Der Hafen von Gladstone ist ein Seehafen in Gladstone, Queensland. Er gehört zu den größten Kohleexporthäfen der Welt und exportiert jährlich mehrere Millionen Tonnen Kohle, womit er international eine bedeutende Rolle im Rohstoffhandel einnimmt.
Geschichte
Der Hafen entwickelte sich in mehreren Etappen. In Auckland Point begann man bereits 1925 mit dem Kohleexport. In den 1930er Jahren wurden von hier aus auch lebende Pferde verschifft. Später entstanden zusätzliche Anlagen, um den wachsenden Rohstoff- und Industriegüterverkehr abzufertigen. Barney Point wurde lange Zeit für den Export von Kohle aus Moura genutzt und wurde im November 1998 offiziell zum Teil des Hafens von Gladstone erklärt.
Hafenanlagen und Terminals
Der Hafen besteht aus mehreren spezialisierten Terminals und Anlandepunkten für verschiedene Güterarten. Wichtige Einrichtungen sind unter anderem:
- Auckland Point – historischer Kohleumschlag und früher Ausgangspunkt für verschiedene Schiffsladungen.
- Barney Point – früherer Kohleumschlagplatz für Kohle aus Moura, heute in das Gesamtareal integriert.
- Fisherman's Landing – der Teil des Hafens wurde 1980 eröffnet, in den 1990er Jahren erweitert und seither wiederholt an steigende Anforderungen angepasst.
- Boyne Wharf – wird von der Aluminiumhütte auf Boyne Island für den Umschlag von Aluminiumprodukten genutzt; der Anleger wurde im August 1982 eröffnet.
- South Trees – wurde von Queensland Alumina Limited für Alumina- und Rohstofftransporte genutzt.
- RG Tanna Coal Terminal – das Terminal wurde 1997 eröffnet und dient vor allem dem Export von Kokskohle an japanische Stahlwerke und andere internationale Abnehmer.
Zusätzlich existieren weitere Infrastrukturen für Massengüter, Flüssig- und Stückgut sowie für die Versorgung der industriellen Anlagen in der Region.
Bedeutung für Wirtschaft und Verkehr
Der Hafen von Gladstone ist ein zentrales Drehkreuz für den Export von Bergbauerzeugnissen (vor allem Kohle und Alumina/Aluminium) und für den regionalen Import von Industriegütern.

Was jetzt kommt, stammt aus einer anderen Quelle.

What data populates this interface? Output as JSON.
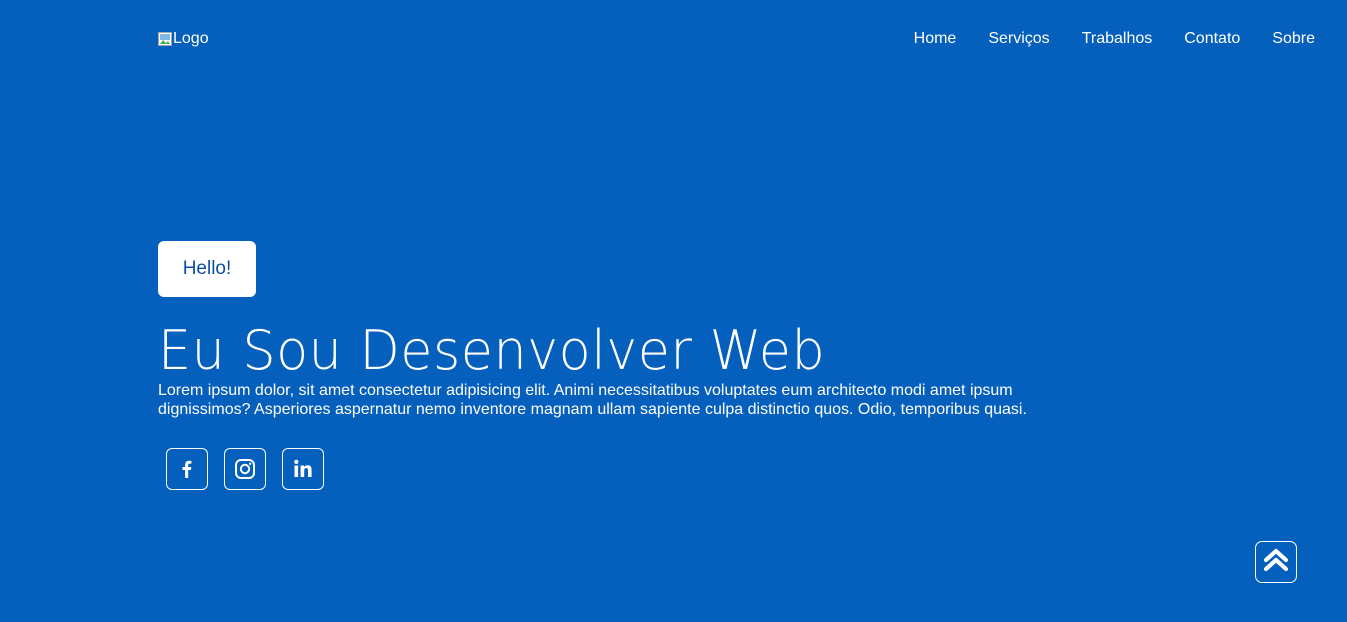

Die Anbindung erfolgt über ein ausgebautes Bahnnetz, das Kohlezüge aus den Fördergebieten anbindet, sowie über Straßen für den lokalen Güterverkehr. Die Hafenanlagen werden von einer Hafenbehörde verwaltet, die Betrieb, Ausbaupläne und Schiffsverkehr koordiniert.
Umwelt, Ausbau und Zukunft
Aufgrund der Lage in der Nähe empfindlicher Meeresgebiete sind Umweltfragen ein wiederkehrendes Thema. Maßnahmen wie regelmäßige Umweltüberwachung, Auflagen zu Dredging-Arbeiten und Programme zum Schutz von Meereslebewesen (z. B. Seegras, Meeresschildkröten und Dugongs) begleiten viele Ausbauprojekte. Zugleich gibt es Planungen und Projekte zur Erhöhung der Umschlagskapazitäten, etwa durch zusätzliche Terminals und Modernisierung vorhandener Anlagen, um den Bedarf der internationalen Märkte zu decken.
In der Region um Gladstone haben sich außerdem energieintensive Industrien und Verflüssigungsanlagen angesiedelt, die den Hafen zu einem wichtigen Knotenpunkt für Rohstoff- und Energielieferungen machen. Insgesamt ist der Hafen von Gladstone ein wirtschaftlich bedeutender Hafen mit umfangreicher Infrastruktur und ständiger Weiterentwicklung, gleichzeitig aber auch Fokus auf Umweltmanagement und nachhaltige Betriebsführung.